Ma Sebastian sotto quel sorrisone alla Fernadel da bravo ragazzo che impara le lingue, ama ed è riamato dallo staff, è invincibile nella determinazione e nello scrupolo preparatorio delle gare. Un osso durissimo che produrrà effetti sorprendenti nella nuova F1, ora che gli americani, per sospingere lo spettacolo impongono addirittura di fare le interviste ai campioni sulla pista, di fronte alle tribune dell’arrivo e pescano un bimbo piangente per il ritiro di Raikkonen e lo portano dal campione finlandese che gli firma un berretto e lo abbraccia come un figlioletto. Raikkonen fuori dal primo giro non è un bel vedere. Perché anche se nelle prove e nelle qualifiche va forte ecco che in gara succede sempre qualcosa che lo elimina. E questo non va bene. Alla Ferrari servono punti per il Mondiale costruttori e va bene per questa volta visto che anche l’alto finlandese, Valerij Bottas, ha mandato arrosto il motore e si è fatto da parte. A metà stagione Maurizio Arrivabene, team principal di Maranello, il volto accartocciato in una smorfia di sofferenza mal trattenuta, dovrà decidere se Ice Man starà ancora seduto sulla numero 7 o se dovrà tornare ai rallys, antica passione. Montecarlo è alle porte e là ci sarà il primo giro di conti sul futuro.
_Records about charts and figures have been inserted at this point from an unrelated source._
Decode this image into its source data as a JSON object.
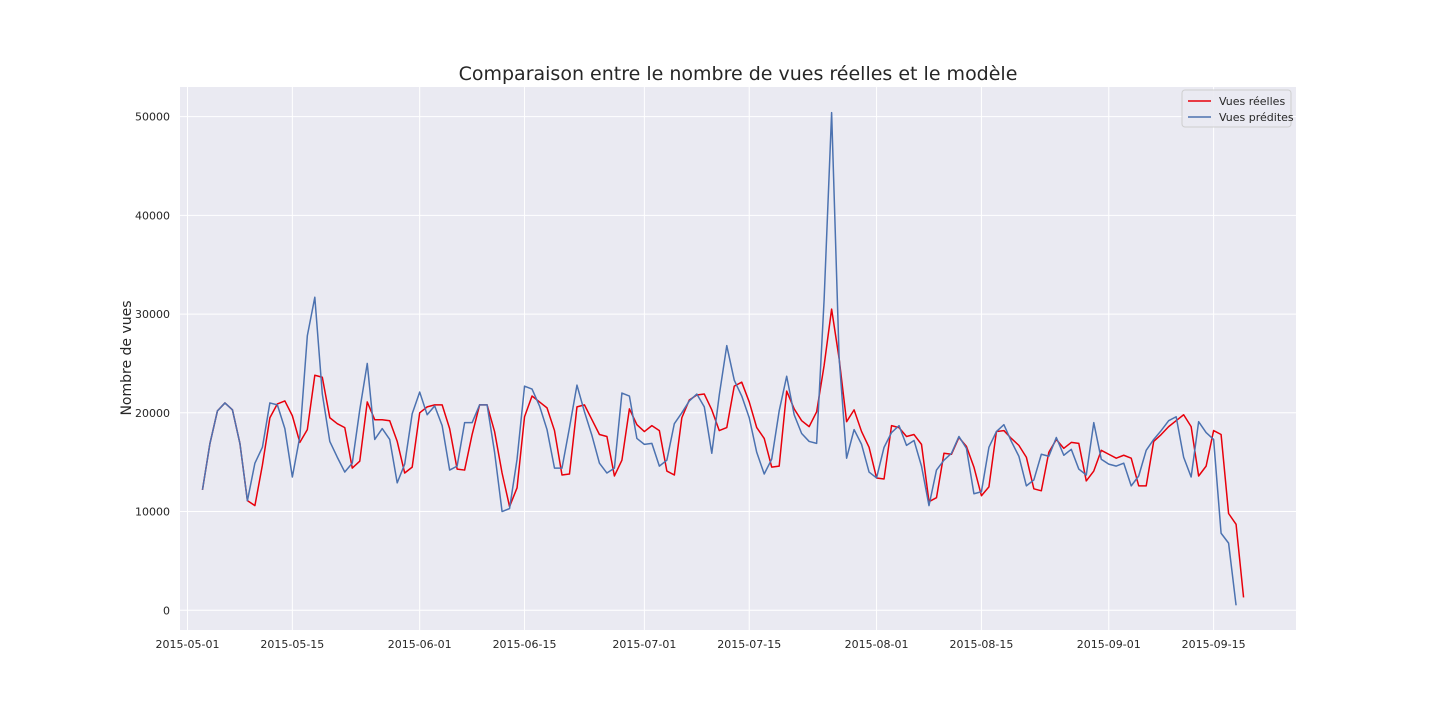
{
  "chart_data": {
    "type": "line",
    "title": "Comparaison entre le nombre de vues réelles et le modèle",
    "xlabel": "",
    "ylabel": "Nombre de vues",
    "grid": true,
    "legend_placement": "top-right",
    "xlim": [
      "2015-04-30",
      "2015-09-26"
    ],
    "ylim": [
      -2000,
      53000
    ],
    "x_ticks": [
      "2015-05-01",
      "2015-05-15",
      "2015-06-01",
      "2015-06-15",
      "2015-07-01",
      "2015-07-15",
      "2015-08-01",
      "2015-08-15",
      "2015-09-01",
      "2015-09-15"
    ],
    "y_ticks": [
      0,
      10000,
      20000,
      30000,
      40000,
      50000
    ],
    "x_start": "2015-05-03",
    "x_end": "2015-09-18",
    "series": [
      {
        "name": "Vues réelles",
        "color": "#e8000b",
        "values": [
          12200,
          16900,
          20200,
          21000,
          20300,
          16900,
          11100,
          10600,
          14700,
          19500,
          20900,
          21200,
          19700,
          17000,
          18300,
          23800,
          23600,
          19500,
          18900,
          18500,
          14400,
          15100,
          21100,
          19300,
          19300,
          19200,
          17100,
          13900,
          14500,
          20000,
          20600,
          20800,
          20800,
          18400,
          14300,
          14200,
          17800,
          20800,
          20800,
          18100,
          13900,
          10500,
          12400,
          19600,
          21700,
          21100,
          20500,
          18200,
          13700,
          13800,
          20600,
          20800,
          19300,
          17800,
          17600,
          13600,
          15200,
          20400,
          18800,
          18100,
          18700,
          18200,
          14100,
          13700,
          19500,
          21300,
          21800,
          21900,
          20300,
          18200,
          18500,
          22700,
          23100,
          21100,
          18500,
          17400,
          14500,
          14600,
          22200,
          20400,
          19200,
          18600,
          20100,
          24800,
          30500,
          25500,
          19100,
          20300,
          18100,
          16500,
          13400,
          13300,
          18700,
          18500,
          17600,
          17800,
          16800,
          11000,
          11400,
          15900,
          15800,
          17500,
          16600,
          14500,
          11600,
          12500,
          18100,
          18200,
          17400,
          16700,
          15500,
          12300,
          12100,
          16000,
          17300,
          16400,
          17000,
          16900,
          13100,
          14100,
          16200,
          15800,
          15400,
          15700,
          15400,
          12600,
          12600,
          17100,
          17800,
          18600,
          19200,
          19800,
          18600,
          13600,
          14600,
          18200,
          17800,
          9800,
          8700,
          1300
        ]
      },
      {
        "name": "Vues prédites",
        "color": "#4c72b0",
        "values": [
          12200,
          16900,
          20200,
          21000,
          20300,
          16900,
          11100,
          14900,
          16500,
          21000,
          20800,
          18400,
          13500,
          17600,
          27800,
          31700,
          21900,
          17100,
          15500,
          14000,
          14900,
          20300,
          25000,
          17300,
          18400,
          17300,
          12900,
          14800,
          19900,
          22100,
          19800,
          20700,
          18700,
          14200,
          14600,
          19000,
          19000,
          20800,
          20800,
          16000,
          10000,
          10300,
          15300,
          22700,
          22400,
          20700,
          18300,
          14400,
          14400,
          18500,
          22800,
          20100,
          17700,
          14900,
          13900,
          14400,
          22000,
          21700,
          17400,
          16800,
          16900,
          14600,
          15200,
          18900,
          20000,
          21200,
          21900,
          20600,
          15900,
          21800,
          26800,
          23300,
          21700,
          19500,
          16000,
          13800,
          15300,
          20200,
          23700,
          19800,
          17900,
          17100,
          16900,
          31500,
          50400,
          25600,
          15400,
          18300,
          16800,
          14000,
          13400,
          16500,
          18000,
          18700,
          16700,
          17200,
          14600,
          10600,
          14200,
          15200,
          15900,
          17600,
          16400,
          11800,
          12000,
          16500,
          18100,
          18800,
          17100,
          15600,
          12600,
          13200,
          15800,
          15600,
          17500,
          15700,
          16300,
          14300,
          13700,
          19000,
          15300,
          14800,
          14600,
          14900,
          12600,
          13600,
          16200,
          17300,
          18200,
          19200,
          19600,
          15500,
          13500,
          19100,
          18000,
          17300,
          7800,
          6800,
          500
        ]
      }
    ]
  }
}
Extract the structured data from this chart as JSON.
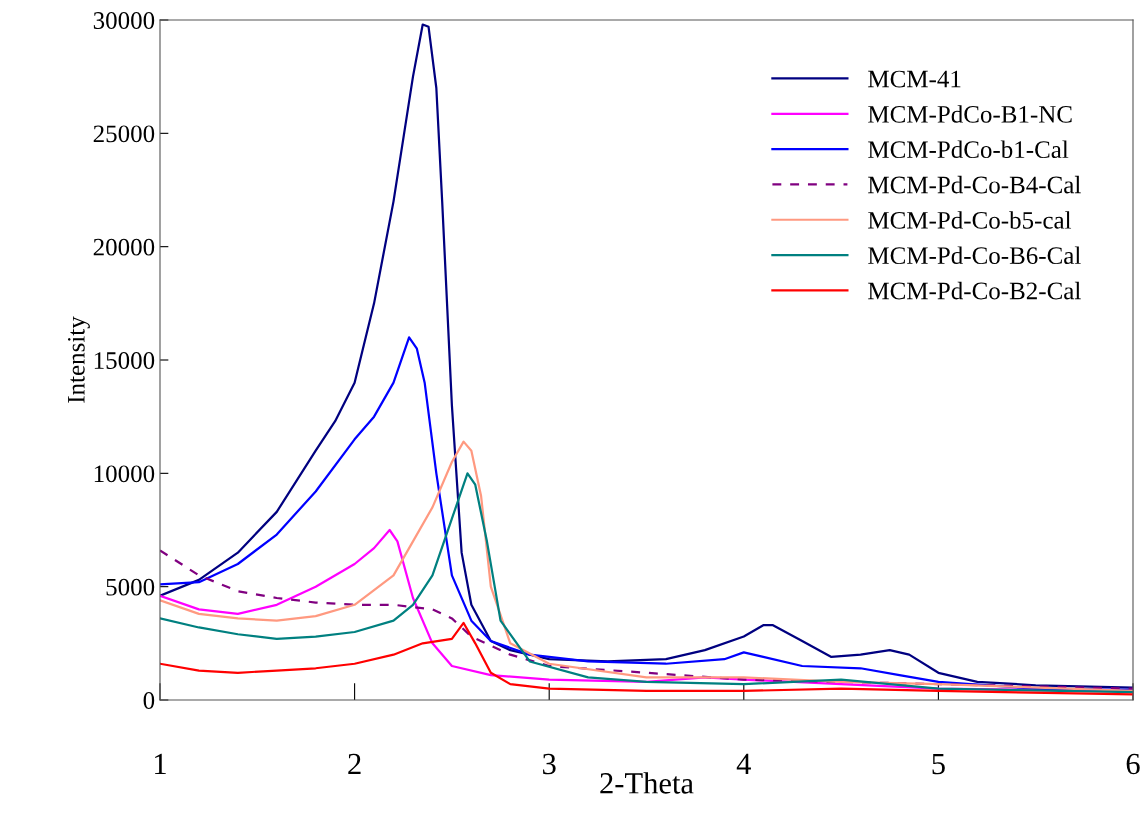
{
  "chart_data": {
    "type": "line",
    "xlabel": "2-Theta",
    "ylabel": "Intensity",
    "xlim": [
      1,
      6
    ],
    "ylim": [
      0,
      30000
    ],
    "xticks": [
      1,
      2,
      3,
      4,
      5,
      6
    ],
    "yticks": [
      0,
      5000,
      10000,
      15000,
      20000,
      25000,
      30000
    ],
    "grid": false,
    "legend": "top right",
    "marker": "none",
    "series": [
      {
        "name": "MCM-41",
        "color": "#000080",
        "line_style": "solid",
        "x": [
          1,
          1.2,
          1.4,
          1.6,
          1.8,
          1.9,
          2.0,
          2.1,
          2.2,
          2.3,
          2.35,
          2.38,
          2.42,
          2.45,
          2.5,
          2.55,
          2.6,
          2.7,
          2.8,
          3.0,
          3.3,
          3.6,
          3.8,
          4.0,
          4.1,
          4.15,
          4.3,
          4.45,
          4.6,
          4.75,
          4.85,
          5.0,
          5.2,
          5.5,
          6
        ],
        "values": [
          4600,
          5300,
          6500,
          8300,
          11000,
          12300,
          14000,
          17500,
          22000,
          27500,
          29800,
          29700,
          27000,
          22000,
          13000,
          6500,
          4200,
          2600,
          2200,
          1800,
          1700,
          1800,
          2200,
          2800,
          3300,
          3300,
          2600,
          1900,
          2000,
          2200,
          2000,
          1200,
          800,
          650,
          550
        ]
      },
      {
        "name": "MCM-PdCo-B1-NC",
        "color": "#ff00ff",
        "line_style": "solid",
        "x": [
          1,
          1.2,
          1.4,
          1.6,
          1.8,
          2.0,
          2.1,
          2.18,
          2.22,
          2.3,
          2.4,
          2.5,
          2.7,
          3.0,
          3.5,
          3.8,
          4.0,
          4.5,
          5.0,
          6
        ],
        "values": [
          4600,
          4000,
          3800,
          4200,
          5000,
          6000,
          6700,
          7500,
          7000,
          4500,
          2500,
          1500,
          1100,
          900,
          800,
          1000,
          900,
          700,
          500,
          400
        ]
      },
      {
        "name": "MCM-PdCo-b1-Cal",
        "color": "#0000ff",
        "line_style": "solid",
        "x": [
          1,
          1.2,
          1.4,
          1.6,
          1.8,
          2.0,
          2.1,
          2.2,
          2.28,
          2.32,
          2.36,
          2.42,
          2.5,
          2.6,
          2.7,
          2.9,
          3.2,
          3.6,
          3.9,
          4.0,
          4.1,
          4.3,
          4.6,
          4.8,
          5.0,
          5.5,
          6
        ],
        "values": [
          5100,
          5200,
          6000,
          7300,
          9200,
          11500,
          12500,
          14000,
          16000,
          15500,
          14000,
          10000,
          5500,
          3500,
          2600,
          2000,
          1700,
          1600,
          1800,
          2100,
          1900,
          1500,
          1400,
          1100,
          800,
          500,
          450
        ]
      },
      {
        "name": "MCM-Pd-Co-B4-Cal",
        "color": "#800080",
        "line_style": "dashed",
        "x": [
          1,
          1.2,
          1.4,
          1.6,
          1.8,
          2.0,
          2.2,
          2.4,
          2.5,
          2.6,
          2.8,
          3.0,
          3.5,
          4.0,
          4.5,
          5,
          6
        ],
        "values": [
          6600,
          5500,
          4800,
          4500,
          4300,
          4200,
          4200,
          4000,
          3600,
          2800,
          2000,
          1500,
          1200,
          900,
          800,
          700,
          500
        ]
      },
      {
        "name": "MCM-Pd-Co-b5-cal",
        "color": "#ff9980",
        "line_style": "solid",
        "x": [
          1,
          1.2,
          1.4,
          1.6,
          1.8,
          2.0,
          2.2,
          2.3,
          2.4,
          2.5,
          2.56,
          2.6,
          2.65,
          2.7,
          2.8,
          3.0,
          3.5,
          4.0,
          4.5,
          5,
          6
        ],
        "values": [
          4400,
          3800,
          3600,
          3500,
          3700,
          4200,
          5500,
          7000,
          8500,
          10500,
          11400,
          11000,
          9000,
          5000,
          2500,
          1600,
          1000,
          1000,
          800,
          700,
          400
        ]
      },
      {
        "name": "MCM-Pd-Co-B6-Cal",
        "color": "#008080",
        "line_style": "solid",
        "x": [
          1,
          1.2,
          1.4,
          1.6,
          1.8,
          2.0,
          2.2,
          2.3,
          2.4,
          2.5,
          2.58,
          2.62,
          2.68,
          2.75,
          2.9,
          3.2,
          3.5,
          4.0,
          4.5,
          5.0,
          6
        ],
        "values": [
          3600,
          3200,
          2900,
          2700,
          2800,
          3000,
          3500,
          4200,
          5500,
          8000,
          10000,
          9500,
          7000,
          3500,
          1700,
          1000,
          800,
          700,
          900,
          500,
          350
        ]
      },
      {
        "name": "MCM-Pd-Co-B2-Cal",
        "color": "#ff0000",
        "line_style": "solid",
        "x": [
          1,
          1.2,
          1.4,
          1.6,
          1.8,
          2.0,
          2.2,
          2.35,
          2.5,
          2.56,
          2.62,
          2.7,
          2.8,
          3.0,
          3.5,
          4.0,
          4.5,
          5,
          6
        ],
        "values": [
          1600,
          1300,
          1200,
          1300,
          1400,
          1600,
          2000,
          2500,
          2700,
          3400,
          2500,
          1200,
          700,
          500,
          400,
          400,
          500,
          400,
          250
        ]
      }
    ]
  }
}
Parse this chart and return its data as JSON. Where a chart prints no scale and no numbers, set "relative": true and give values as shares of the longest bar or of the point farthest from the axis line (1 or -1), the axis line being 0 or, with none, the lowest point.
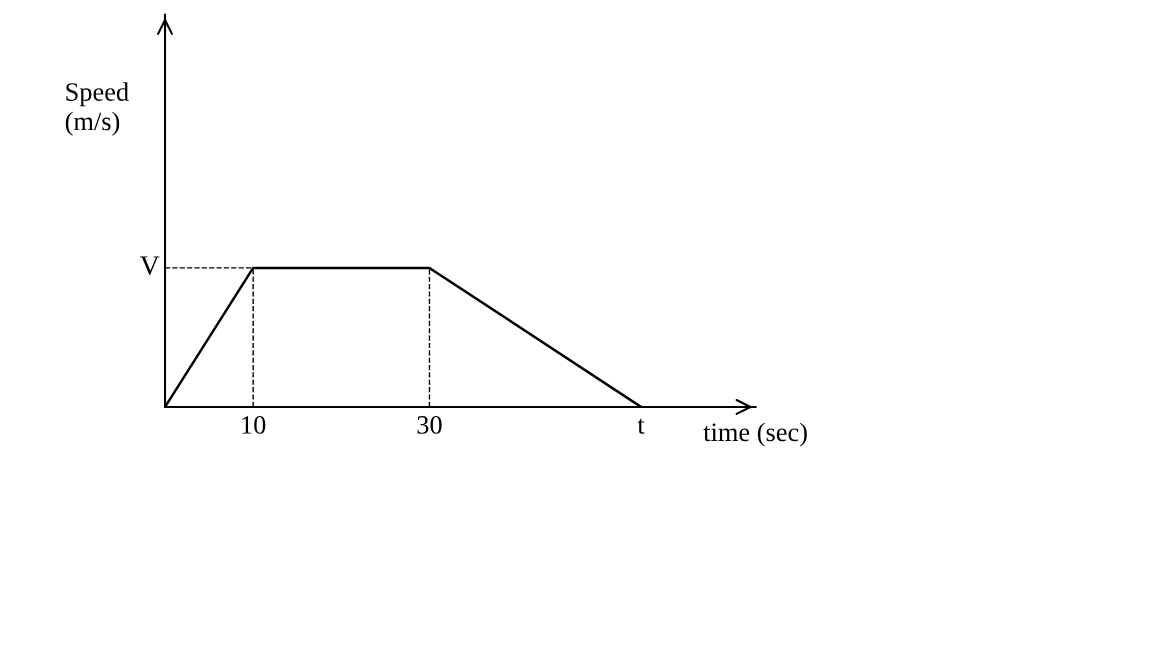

Si sa, nelle strade a saliscendi del Principato, partire in testa è fondamentale e la Ferrari ha bisogno di qualche cavallo in più per domare fin dai primi metri la Mercedes di quell’Hamilton che non mollerà per nessuna ragione l’idea di tornare a vincere la corsa più pazza e più bella del mondo. Il 28 maggio, dalle 14, nessun impegno per tre ore, gara e commenti del dopo gara. I due gladiatori del Gp spagnolo si ritroveranno alla prova del fuoco là dove i sorpassi sono impossibili e le strategie ai box possono cambiare la sorte della intera gara. E gli altri? Mah. Si critica chi parla di due Mondiali, uno di serie A, Mercedes e Ferrari e poi uno di serie B che comprende tutti gli altri. Si critica ma è anche un po’ vero che le cose stanno così. Si vagheggiava una straordinaria rimonta della Red Bull, con quei geni dell’aerodinamica che hanno spadroneggiato per anni su tutte le latitudini ma il miracolo tarda a venire e quasi non bastano più gli scongiuri. Ricciardo, buon terzo, si è preso un minuto e quindici secondi di distacco da Hamilton: quasi doppiato, un distacco che vale una eternità. Le altre squadre, magari con sacrifici e pochi soldi, arrancano, alimentano con piloti giovani e irruenti spettacoli di ardimento e spavalderia sulle retrovie, ma non colmano il vuoto tra prime due scuderie e il resto del Circo.

ALONSO CON LA TESTA A INDIANAPOLIS
Un pensierino finale su Fernando Alonso che si è battuto da par suo ma poi, a corsa finita, si è subito involato verso Indianapolis dove spera di vincere la 500 Miglia con un bolide che quando ti passa davanti neanche lo vedi. E’ davvero un grande campione, anche di signorile compostezza con una macchina che prometteva molto e non ha mantenuto niente salvo scaricarlo regolarmente in mezzo alla pista. Peccato perché un manico come il suo, un vero grande torero, poteva dare al Mondiale il tocco speciale del terzo incomodo, il terzo litigante al peperoncino. Speriamo almeno di vederlo tornare sugli allori americani, che non profumano, come i dollari che là si guadagnano correndo a quattrocento all’ora.